If there is one message from all this, it is that we do not and cannot know what we are doing if we interfere in the politics of the region. Still less can we understand and anticipate the consequences of sending in troops.
That is not to say that we cannot be involved. We have very strong interests in the Arab world, but to think that we can tell Arabs and Arab nations how to resolve their conflicts, let alone impose a resolution on them, is deluding ourselves. As in Iraq, it leads to unforeseen and unforeseeable consequences, most of them very bloody. What we can do is to help our friends, of whom we have many in the region, to find their own solutions and to support them in implementing these solutions.
Western Christian nations interfering militarily in Muslim Arab conflicts cannot bring peace. Quite apart from our inability to understand the undercurrents of the conflict, a sure way of creating a temporary unity among the warring Arab parties is to give them a common enemy of a Christian soldier to fight. I would go further. If the Christian soldiers are replaced by Muslim soldiers that would be little better unless they are Arab Muslims.
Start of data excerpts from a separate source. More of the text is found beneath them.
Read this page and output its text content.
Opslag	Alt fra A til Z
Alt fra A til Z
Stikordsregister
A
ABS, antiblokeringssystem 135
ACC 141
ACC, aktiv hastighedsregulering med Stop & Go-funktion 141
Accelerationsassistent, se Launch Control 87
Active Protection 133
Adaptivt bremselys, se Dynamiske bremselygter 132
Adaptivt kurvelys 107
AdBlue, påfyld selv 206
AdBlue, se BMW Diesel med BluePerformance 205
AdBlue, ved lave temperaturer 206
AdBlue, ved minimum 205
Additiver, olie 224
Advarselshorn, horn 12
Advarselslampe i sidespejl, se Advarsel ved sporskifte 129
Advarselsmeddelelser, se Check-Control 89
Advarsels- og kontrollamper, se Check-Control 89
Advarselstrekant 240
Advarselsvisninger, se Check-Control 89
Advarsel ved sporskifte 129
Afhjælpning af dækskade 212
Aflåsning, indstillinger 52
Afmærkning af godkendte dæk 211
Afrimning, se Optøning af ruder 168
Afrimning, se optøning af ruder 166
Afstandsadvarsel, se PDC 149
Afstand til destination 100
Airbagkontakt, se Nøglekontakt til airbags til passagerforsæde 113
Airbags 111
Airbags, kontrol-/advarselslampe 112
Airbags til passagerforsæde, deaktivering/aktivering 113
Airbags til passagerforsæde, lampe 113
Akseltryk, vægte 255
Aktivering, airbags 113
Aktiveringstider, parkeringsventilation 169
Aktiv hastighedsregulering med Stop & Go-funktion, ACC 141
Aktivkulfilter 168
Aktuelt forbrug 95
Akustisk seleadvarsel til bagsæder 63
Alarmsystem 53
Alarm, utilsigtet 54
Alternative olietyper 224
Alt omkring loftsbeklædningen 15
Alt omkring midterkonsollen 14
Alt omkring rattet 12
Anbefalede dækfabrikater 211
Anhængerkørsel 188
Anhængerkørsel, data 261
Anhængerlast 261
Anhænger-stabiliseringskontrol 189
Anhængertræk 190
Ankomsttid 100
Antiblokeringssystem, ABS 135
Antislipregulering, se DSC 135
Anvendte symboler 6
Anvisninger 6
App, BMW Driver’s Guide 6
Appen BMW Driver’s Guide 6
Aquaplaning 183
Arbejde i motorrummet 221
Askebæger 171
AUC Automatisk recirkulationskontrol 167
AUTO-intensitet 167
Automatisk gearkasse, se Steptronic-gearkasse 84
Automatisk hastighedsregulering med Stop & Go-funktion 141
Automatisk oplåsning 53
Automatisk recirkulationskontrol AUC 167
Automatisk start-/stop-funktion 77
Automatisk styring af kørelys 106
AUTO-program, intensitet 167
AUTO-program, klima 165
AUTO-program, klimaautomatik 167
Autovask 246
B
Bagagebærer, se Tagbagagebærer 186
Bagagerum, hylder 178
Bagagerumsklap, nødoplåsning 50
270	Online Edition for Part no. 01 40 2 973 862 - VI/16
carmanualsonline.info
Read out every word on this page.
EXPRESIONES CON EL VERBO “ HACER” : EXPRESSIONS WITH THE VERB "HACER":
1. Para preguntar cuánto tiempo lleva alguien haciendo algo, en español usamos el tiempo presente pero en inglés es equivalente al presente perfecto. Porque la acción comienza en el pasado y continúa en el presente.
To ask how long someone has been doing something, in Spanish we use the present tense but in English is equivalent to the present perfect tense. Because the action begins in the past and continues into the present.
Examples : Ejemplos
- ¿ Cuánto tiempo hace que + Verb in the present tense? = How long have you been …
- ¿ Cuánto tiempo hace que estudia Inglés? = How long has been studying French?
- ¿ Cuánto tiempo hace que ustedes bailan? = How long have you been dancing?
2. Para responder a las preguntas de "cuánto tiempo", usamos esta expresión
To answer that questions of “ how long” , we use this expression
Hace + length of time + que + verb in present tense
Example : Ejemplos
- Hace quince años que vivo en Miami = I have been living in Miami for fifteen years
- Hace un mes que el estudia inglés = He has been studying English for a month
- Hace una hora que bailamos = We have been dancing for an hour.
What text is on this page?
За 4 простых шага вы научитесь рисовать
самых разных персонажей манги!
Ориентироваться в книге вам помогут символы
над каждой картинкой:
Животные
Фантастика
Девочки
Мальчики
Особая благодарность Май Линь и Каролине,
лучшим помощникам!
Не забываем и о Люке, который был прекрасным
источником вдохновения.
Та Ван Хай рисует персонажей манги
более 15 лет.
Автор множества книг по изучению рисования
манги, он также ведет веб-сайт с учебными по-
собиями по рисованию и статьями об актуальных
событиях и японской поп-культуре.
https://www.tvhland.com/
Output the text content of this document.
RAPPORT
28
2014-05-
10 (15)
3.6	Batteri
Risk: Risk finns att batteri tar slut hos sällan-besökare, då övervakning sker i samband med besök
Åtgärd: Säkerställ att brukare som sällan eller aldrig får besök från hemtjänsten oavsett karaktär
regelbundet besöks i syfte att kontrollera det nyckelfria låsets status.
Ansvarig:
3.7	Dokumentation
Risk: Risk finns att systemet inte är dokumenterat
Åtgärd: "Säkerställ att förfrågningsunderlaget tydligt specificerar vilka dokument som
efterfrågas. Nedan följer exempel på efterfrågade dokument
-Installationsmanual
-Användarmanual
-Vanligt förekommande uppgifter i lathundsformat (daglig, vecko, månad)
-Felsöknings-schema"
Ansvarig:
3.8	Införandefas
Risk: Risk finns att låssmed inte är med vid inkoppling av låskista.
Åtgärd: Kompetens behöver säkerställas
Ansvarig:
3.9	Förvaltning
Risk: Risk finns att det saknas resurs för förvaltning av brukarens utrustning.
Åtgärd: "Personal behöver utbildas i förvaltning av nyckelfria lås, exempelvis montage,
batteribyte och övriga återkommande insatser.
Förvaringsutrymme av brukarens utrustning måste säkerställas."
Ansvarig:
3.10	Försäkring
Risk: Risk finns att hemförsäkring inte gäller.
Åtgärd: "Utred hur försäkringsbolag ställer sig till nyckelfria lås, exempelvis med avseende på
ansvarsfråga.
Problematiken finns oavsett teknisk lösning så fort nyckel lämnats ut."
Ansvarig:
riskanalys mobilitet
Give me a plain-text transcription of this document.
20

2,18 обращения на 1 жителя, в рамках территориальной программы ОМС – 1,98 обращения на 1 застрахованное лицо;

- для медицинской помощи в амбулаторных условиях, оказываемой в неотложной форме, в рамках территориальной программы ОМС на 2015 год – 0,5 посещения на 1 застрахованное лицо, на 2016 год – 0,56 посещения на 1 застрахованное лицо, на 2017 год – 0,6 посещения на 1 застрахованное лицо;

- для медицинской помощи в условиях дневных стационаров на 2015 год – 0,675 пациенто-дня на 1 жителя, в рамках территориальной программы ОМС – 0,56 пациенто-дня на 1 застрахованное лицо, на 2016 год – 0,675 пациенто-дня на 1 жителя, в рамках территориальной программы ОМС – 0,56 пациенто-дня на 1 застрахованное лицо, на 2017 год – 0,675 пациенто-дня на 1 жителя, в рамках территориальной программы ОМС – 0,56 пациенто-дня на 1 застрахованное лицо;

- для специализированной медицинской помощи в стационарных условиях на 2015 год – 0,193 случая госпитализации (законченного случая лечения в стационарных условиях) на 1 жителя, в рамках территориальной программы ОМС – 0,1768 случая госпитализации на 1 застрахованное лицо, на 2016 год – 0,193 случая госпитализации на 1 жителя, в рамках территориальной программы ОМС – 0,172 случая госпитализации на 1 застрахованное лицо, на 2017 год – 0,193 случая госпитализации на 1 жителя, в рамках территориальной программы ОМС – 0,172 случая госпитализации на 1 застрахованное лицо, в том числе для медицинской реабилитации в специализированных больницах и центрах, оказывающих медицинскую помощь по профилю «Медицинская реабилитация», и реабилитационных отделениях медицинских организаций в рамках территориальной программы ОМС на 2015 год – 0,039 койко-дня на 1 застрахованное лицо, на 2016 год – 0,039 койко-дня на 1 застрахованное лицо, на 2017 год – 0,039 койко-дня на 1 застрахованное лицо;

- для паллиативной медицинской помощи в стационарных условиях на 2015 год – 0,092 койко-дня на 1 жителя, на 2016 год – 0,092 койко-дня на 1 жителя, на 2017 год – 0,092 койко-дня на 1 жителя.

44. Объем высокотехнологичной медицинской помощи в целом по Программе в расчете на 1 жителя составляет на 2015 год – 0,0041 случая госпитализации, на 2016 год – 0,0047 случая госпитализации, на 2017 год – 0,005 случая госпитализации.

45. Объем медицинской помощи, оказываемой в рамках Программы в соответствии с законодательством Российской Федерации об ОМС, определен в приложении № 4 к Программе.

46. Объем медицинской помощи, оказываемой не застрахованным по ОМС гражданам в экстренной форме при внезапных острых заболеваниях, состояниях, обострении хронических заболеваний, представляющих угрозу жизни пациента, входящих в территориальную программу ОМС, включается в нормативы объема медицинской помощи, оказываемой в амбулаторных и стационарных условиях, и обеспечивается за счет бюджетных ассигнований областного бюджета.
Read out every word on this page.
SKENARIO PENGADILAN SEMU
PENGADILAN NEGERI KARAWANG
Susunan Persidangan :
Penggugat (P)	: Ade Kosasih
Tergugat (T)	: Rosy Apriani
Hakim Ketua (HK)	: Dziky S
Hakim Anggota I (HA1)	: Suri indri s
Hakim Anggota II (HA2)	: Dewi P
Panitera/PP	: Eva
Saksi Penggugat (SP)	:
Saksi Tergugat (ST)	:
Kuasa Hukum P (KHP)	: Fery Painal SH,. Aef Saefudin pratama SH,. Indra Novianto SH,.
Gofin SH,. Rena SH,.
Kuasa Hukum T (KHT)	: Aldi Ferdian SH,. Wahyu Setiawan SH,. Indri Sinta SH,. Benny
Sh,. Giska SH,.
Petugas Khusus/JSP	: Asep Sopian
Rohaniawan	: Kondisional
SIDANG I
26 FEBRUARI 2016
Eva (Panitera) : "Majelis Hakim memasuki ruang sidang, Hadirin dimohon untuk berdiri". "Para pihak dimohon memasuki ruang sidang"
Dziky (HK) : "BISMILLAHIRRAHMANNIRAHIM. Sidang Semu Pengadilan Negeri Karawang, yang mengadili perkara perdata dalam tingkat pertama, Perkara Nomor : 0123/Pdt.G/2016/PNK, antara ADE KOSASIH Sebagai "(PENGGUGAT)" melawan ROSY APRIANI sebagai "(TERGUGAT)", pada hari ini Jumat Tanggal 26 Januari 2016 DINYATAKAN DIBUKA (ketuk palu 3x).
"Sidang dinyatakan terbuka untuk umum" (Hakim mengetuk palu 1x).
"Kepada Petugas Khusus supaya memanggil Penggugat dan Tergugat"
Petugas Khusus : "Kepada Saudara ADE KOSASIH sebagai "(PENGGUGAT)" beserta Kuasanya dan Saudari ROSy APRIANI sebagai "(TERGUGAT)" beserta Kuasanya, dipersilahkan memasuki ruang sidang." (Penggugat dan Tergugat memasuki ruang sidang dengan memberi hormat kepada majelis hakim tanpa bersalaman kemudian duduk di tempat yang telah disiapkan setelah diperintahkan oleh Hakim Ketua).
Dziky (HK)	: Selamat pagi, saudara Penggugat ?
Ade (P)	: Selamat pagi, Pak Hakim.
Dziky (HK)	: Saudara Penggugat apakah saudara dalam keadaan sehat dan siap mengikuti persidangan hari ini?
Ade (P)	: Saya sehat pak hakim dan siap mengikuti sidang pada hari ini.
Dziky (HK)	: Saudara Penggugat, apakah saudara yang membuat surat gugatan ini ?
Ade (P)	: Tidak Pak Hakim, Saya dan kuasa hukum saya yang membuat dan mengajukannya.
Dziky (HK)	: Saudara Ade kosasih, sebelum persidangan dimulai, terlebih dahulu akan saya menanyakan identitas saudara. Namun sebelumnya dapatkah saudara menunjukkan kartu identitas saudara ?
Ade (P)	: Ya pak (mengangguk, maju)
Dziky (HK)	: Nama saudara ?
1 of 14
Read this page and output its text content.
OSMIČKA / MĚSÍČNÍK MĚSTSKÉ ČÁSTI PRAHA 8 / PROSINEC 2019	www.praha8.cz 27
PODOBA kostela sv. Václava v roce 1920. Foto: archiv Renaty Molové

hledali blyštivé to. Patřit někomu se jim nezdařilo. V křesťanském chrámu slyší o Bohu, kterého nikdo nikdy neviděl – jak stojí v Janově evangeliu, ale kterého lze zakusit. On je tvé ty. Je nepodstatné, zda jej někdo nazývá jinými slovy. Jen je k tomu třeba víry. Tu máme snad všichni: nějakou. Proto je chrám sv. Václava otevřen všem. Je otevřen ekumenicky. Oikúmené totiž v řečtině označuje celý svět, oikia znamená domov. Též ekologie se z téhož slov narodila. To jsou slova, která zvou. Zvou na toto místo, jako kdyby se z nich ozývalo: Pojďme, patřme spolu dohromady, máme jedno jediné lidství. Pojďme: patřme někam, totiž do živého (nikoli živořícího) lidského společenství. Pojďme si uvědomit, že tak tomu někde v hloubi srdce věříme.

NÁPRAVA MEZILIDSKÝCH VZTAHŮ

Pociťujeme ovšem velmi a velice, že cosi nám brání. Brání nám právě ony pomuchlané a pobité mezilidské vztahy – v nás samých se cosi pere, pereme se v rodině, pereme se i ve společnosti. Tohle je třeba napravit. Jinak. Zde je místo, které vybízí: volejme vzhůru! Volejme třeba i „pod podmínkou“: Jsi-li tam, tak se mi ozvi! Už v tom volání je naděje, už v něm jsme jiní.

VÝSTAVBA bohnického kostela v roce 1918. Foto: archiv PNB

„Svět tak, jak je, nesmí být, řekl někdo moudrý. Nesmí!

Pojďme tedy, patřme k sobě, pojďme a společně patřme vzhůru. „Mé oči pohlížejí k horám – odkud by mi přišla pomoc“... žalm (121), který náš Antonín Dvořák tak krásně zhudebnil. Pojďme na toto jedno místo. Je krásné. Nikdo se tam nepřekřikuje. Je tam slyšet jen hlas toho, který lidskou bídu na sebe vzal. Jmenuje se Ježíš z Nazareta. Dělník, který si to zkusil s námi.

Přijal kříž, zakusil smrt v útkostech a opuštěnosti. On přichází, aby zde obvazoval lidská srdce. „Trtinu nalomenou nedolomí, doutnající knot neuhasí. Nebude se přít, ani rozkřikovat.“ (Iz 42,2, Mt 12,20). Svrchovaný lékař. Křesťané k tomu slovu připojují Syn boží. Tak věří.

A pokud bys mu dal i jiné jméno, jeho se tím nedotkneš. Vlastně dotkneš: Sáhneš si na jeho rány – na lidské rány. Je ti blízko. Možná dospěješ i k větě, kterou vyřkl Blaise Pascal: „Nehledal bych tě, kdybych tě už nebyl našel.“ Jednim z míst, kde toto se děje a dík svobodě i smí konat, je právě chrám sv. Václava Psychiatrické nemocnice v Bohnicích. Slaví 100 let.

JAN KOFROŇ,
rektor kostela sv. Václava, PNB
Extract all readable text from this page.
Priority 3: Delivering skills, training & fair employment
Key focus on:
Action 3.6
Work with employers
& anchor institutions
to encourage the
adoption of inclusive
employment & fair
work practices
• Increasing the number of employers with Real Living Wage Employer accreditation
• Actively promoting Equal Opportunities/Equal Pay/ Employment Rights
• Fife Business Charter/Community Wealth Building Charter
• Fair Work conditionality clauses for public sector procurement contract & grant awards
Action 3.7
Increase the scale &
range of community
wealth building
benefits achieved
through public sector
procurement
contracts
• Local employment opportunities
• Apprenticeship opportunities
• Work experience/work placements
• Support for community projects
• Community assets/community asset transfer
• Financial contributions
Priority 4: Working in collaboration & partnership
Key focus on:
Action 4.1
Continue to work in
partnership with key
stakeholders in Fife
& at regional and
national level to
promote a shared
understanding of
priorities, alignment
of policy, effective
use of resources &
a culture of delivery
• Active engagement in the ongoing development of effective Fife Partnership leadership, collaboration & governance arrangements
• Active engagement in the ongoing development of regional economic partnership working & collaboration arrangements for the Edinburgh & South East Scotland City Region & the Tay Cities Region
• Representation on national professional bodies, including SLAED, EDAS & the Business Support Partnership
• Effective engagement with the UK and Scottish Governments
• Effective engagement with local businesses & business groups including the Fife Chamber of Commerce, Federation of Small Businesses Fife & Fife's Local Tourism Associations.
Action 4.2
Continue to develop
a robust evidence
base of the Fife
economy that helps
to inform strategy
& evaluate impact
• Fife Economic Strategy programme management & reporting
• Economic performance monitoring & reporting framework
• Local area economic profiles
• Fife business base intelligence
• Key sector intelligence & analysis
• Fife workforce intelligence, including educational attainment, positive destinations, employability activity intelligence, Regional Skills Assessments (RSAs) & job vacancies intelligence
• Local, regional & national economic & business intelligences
I am not a Muslim but, as I have said, I have studied the religion for as long as I have been involved in Islamic finance and economics. Islam is a great, peaceful religion, quite as devoted to the values of human life, co-operation and love which many of us hold dear in Christianity and other Abrahamic religions. Many Muslims see no conflict between their religion and modern western life. However, other devout Muslims are torn between the modern world and the teachings of the Koran as interpreted by fundamentalist scholars. It would be a mistake to think that this is confined to the extreme fringes such as Daesh/ISIL. Many devout, kindly, deeply religious Arabs are at best ambivalent about their reaction to the acts of terrorism on western nations. Until we grapple with this and change these attitudes we will not be able to help in pacifying the Middle East.
Possibly, hope lies in that there are many Islamic scholars who wrestle with this challenge on a daily basis, seeking to provide guidance to the faithful in reconciling modern life with the teachings of the Koran and the Hadith. While non-Muslims cannot advise followers of Islam how to come terms with the modern world—or perhaps, more specifically, the western world—and the place of their great religion within it, we can encourage those who seek to do so.
We have a large Muslim population in the United Kingdom. We do a lot to support the study of the Koran and the Hadith in our universities and we have many distinguished Muslims in public life. However, we could do more. It is in helping an understanding of Islam, and by materially assisting those religious leaders who seek to find solutions to this problem, that lies our best hope of helping the forces of peace to prevail in the Middle East. Sending in the troops is never the solution.